BRADENTON, Fla. — Manatee County School Board members hope to make crucial steps Tuesday in the search for the district’s next superintendent.
Board members plan to pick a consulting firm that will help facilitate the search and then set the timeline that the search and interview process should follow.
Charlie Kennedy, who represents District 3, says the board is working towards having a new superintendent selected and contract signed by the start of school on Aug. 11.
Kennedy says his top priority is to the find the highest quality person for the job that they can.

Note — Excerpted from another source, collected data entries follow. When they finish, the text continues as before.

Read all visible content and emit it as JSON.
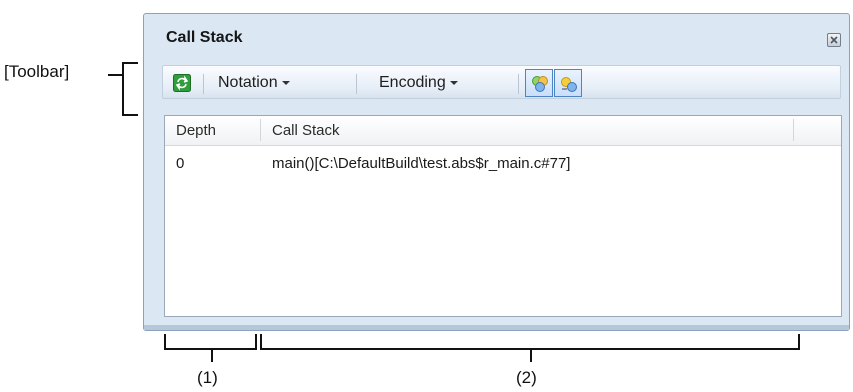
{
  "annotations": {
    "toolbar_label": "[Toolbar]",
    "label_1": "(1)",
    "label_2": "(2)"
  },
  "window": {
    "title": "Call Stack",
    "close_icon": "close-icon"
  },
  "toolbar": {
    "refresh_icon": "refresh-icon",
    "notation_label": "Notation",
    "encoding_label": "Encoding",
    "button_1_icon": "jump-to-source-icon",
    "button_2_icon": "display-local-variables-icon"
  },
  "table": {
    "columns": [
      "Depth",
      "Call Stack"
    ],
    "rows": [
      {
        "depth": "0",
        "call_stack": "main()[C:\\DefaultBuild\\test.abs$r_main.c#77]"
      }
    ]
  },
  "colors": {
    "window_bg": "#dbe7f3",
    "toolbar_active_border": "#4f84c4",
    "refresh_green": "#2f9e3b"
  }
}
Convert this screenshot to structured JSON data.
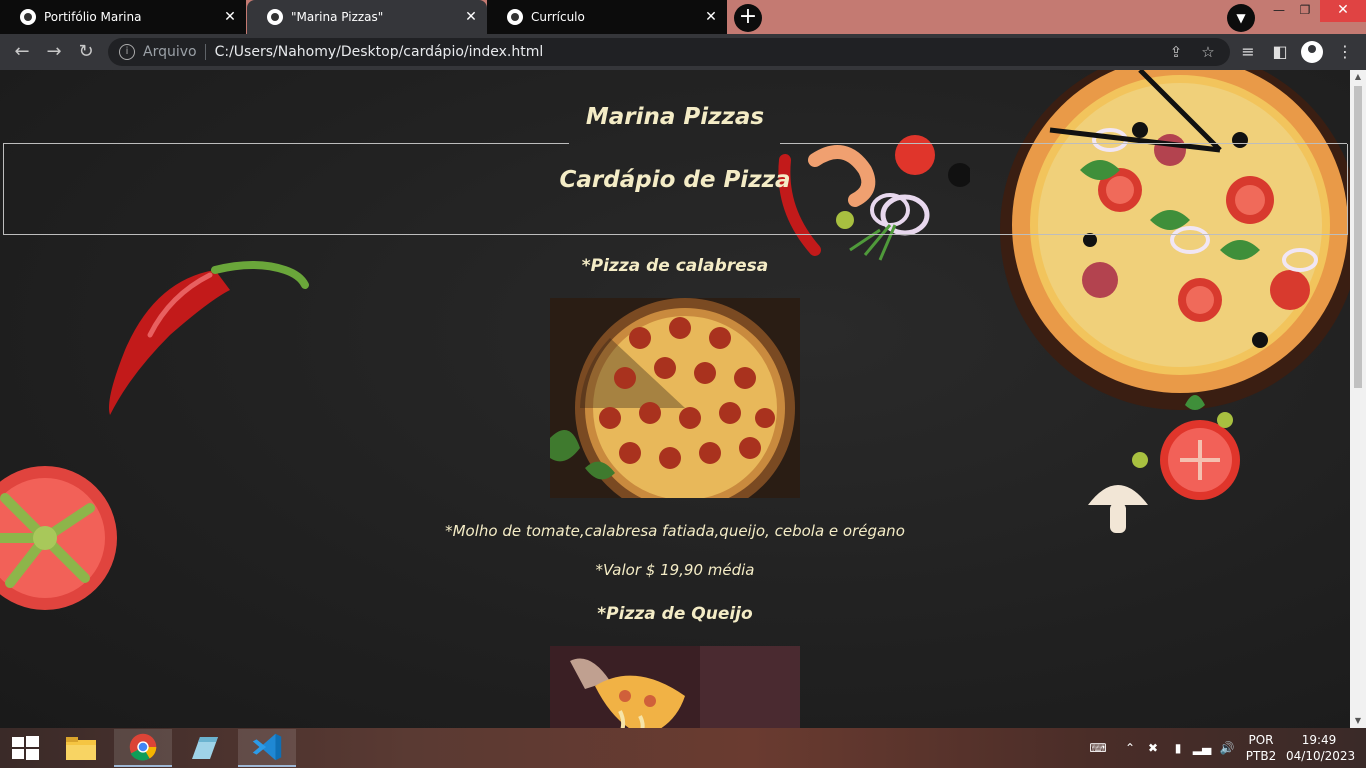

“It would be nice to have somebody in by the start of the year because that way you’re kicking off the school year with new leadership,” he said. “But the most important thing is getting it right.”
This is what Kennedy called a “compressed” timeline — given the search two years ago that netted Dr. Jason Wysong as the superintendent — took between seven to eight months.
Wysong kept the top spot for just shy of two school years, before the school board voted 3-2 to terminate his contract last month.
His termination agreement states he will be employed with the district through mid-August but only as an “Administrative Transitional Consultant."
Manatee County has struggled to find stability with superintendents over the last 12 years. Between 2013 through 2018, both Rick Mills and Diana Greene only stayed for a few years each. In 2018, the district decided to forgo a nationwide search instead hiring Deputy Superintendent Cynthia Saunders to take the spot. Saunders was serving as interim superintendent at the time and soon after she took over was accused of inflating graduation rates.
She then announced her retirement in 2022, and the most recent exhaustive superintendent search kicked off.
Kennedy says it’s important to him that the new superintendent has experience within the state of Florida, but it doesn’t need to be experience within the Manatee County School District itself.
“The Florida education landscape is just such rocky terrain with finance and education law and the culture war stuff that’s still bubbling out there,” he said. “So you need someone who can handle all of that. I’m going to keep an open mind. I just want to see us cast the widest net we can.”
There’s at least three consulting firms that have submitted proposals to head up the superintendent search.